Rapport de majorité de M. Bernhard Riedweg (UDC)
Rapport de minorité de M. Boris Calame (Ve)

Débat

Le président. Nous reprenons l'ordre du jour et abordons la M 2405-A en catégorie II, quarante minutes. Le rapporteur de majorité est remplacé par M. Falquet, le rapporteur de minorité par M. Eckert. (Un instant s'écoule.) Y a-t-il quelqu'un qui veut prendre la parole ? (Remarque.) Merci. Monsieur Falquet, je vous passe la parole.

M. Marc Falquet (UDC), rapporteur de majorité ad interim. Merci, Monsieur le président. Chers collègues, je remplace M. Bernhard Riedweg, rédacteur du rapport, qui nous suit normalement, s'il a eu la patience d'écouter nos débats jusqu'ici. M. Riedweg savoure sa retraite et m'a suggéré de faire passer un petit message à propos de la Fête des Vignerons... (Rires. L'orateur rit.) ...pour rappeler - c'est important - que la journée genevoise aura lieu le 19 juillet. Genève sera le premier des cantons suisses à être honoré à la Fête des Vignerons. Merci, Bernhard, pour cette proposition !

Cette motion du groupe des Verts propose que le bénéfice des SIG, réparti actuellement entre les collectivités publiques, soit affecté au financement de la lutte contre le réchauffement climatique - vaste programme - à l'assainissement énergétique des bâtiments et à la production d'énergie renouvelable. Ce texte, qui semble tout à fait louable, a quand même fait l'objet d'un refus de la majorité de la commission de l'énergie. Pourquoi ? Déjà, le bénéfice des SIG, qui ont le monopole sur la vente de l'électricité, de l'eau et du gaz et sur la gestion des déchets, pourrait être régulé chaque année, ce qui risque d'être difficile. En plus, il faut relever qu'un projet de loi - de M. Sormanni, je pense - qui se trouve en commission prévoit de laisser 50% du bénéfice des SIG à eux-mêmes, notamment pour qu'ils puissent assainir leur dette, qui se monte aujourd'hui à 700 millions de francs. Il faudrait peut-être en effet que les SIG assainissent leur dette, et donc leur laisser de l'argent dans ce but.

Les SIG aimeraient par ailleurs investir dans des infrastructures. Il faut savoir qu'en 2018, ils ont investi 230 millions de francs. Ces investissements se font justement dans le domaine de la réduction de la consommation d'énergie et le développement d'énergies alternatives. Les SIG sont les mieux placés pour gérer cette question des énergies renouvelables. De plus, d'autres investissements vont arriver dans le futur, à commencer par les Cheneviers IV, l'enterrement de la ligne à haute tension de l'aéroport et le chauffage à distance, ainsi que le PôleBio, qui sont déjà des projets de développement durable. La part de bénéfice des SIG risque donc fortement de diminuer; on ne va pas contraindre les actionnaires, soit l'Etat et les communes, à utiliser l'argent dans le sens des motionnaires. Je reprendrai la parole plus tard.
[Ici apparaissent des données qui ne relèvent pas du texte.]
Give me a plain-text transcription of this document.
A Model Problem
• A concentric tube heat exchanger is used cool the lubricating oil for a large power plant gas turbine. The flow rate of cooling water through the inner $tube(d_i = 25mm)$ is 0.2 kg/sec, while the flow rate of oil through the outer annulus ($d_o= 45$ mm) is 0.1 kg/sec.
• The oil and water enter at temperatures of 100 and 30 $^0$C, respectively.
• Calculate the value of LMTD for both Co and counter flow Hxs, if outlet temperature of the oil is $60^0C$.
M. Pierre Eckert (Ve), rapporteur de minorité ad interim. J'ai décidé de changer un peu mon propos par rapport au rapport de minorité, en fonction des travaux réalisés dans la commission de l'énergie.

Cette motion a été déposée en juin 2017, car les travaux en commission sur le PL 11471 - «Attribution de la moitié du bénéfice des SIG à leurs propriétaires, l'Etat et les communes», qui vient d'être mentionné par le rapporteur de majorité - ont pris passablement de retard, notamment après un retrait puis un nouveau dépôt. Ce projet de loi était destiné à régler l'attribution du bénéfice des SIG et à supprimer la rétribution sur le capital de dotation. Il demandait également qu'en principe, les collectivités publiques propriétaires utilisent au moins l'équivalent de la moitié de la part au résultat de gestion qu'elles perçoivent à des dépenses en lien avec la réduction de la consommation d'énergie, le développement des énergies renouvelables ou la protection de l'environnement. Or, et c'est justement le développement qui a eu lieu à la commission de l'énergie, l'entier de ce projet de loi vient d'y être refusé; ce texte arrivera en plénière dans le courant du printemps, je pense. C'est là l'élément nouveau qui est apparu. On ne peut pas simplement dire, comme on vient de l'entendre, que cette motion sera traitée dans le cadre du projet de loi, puisque celui-ci a été refusé.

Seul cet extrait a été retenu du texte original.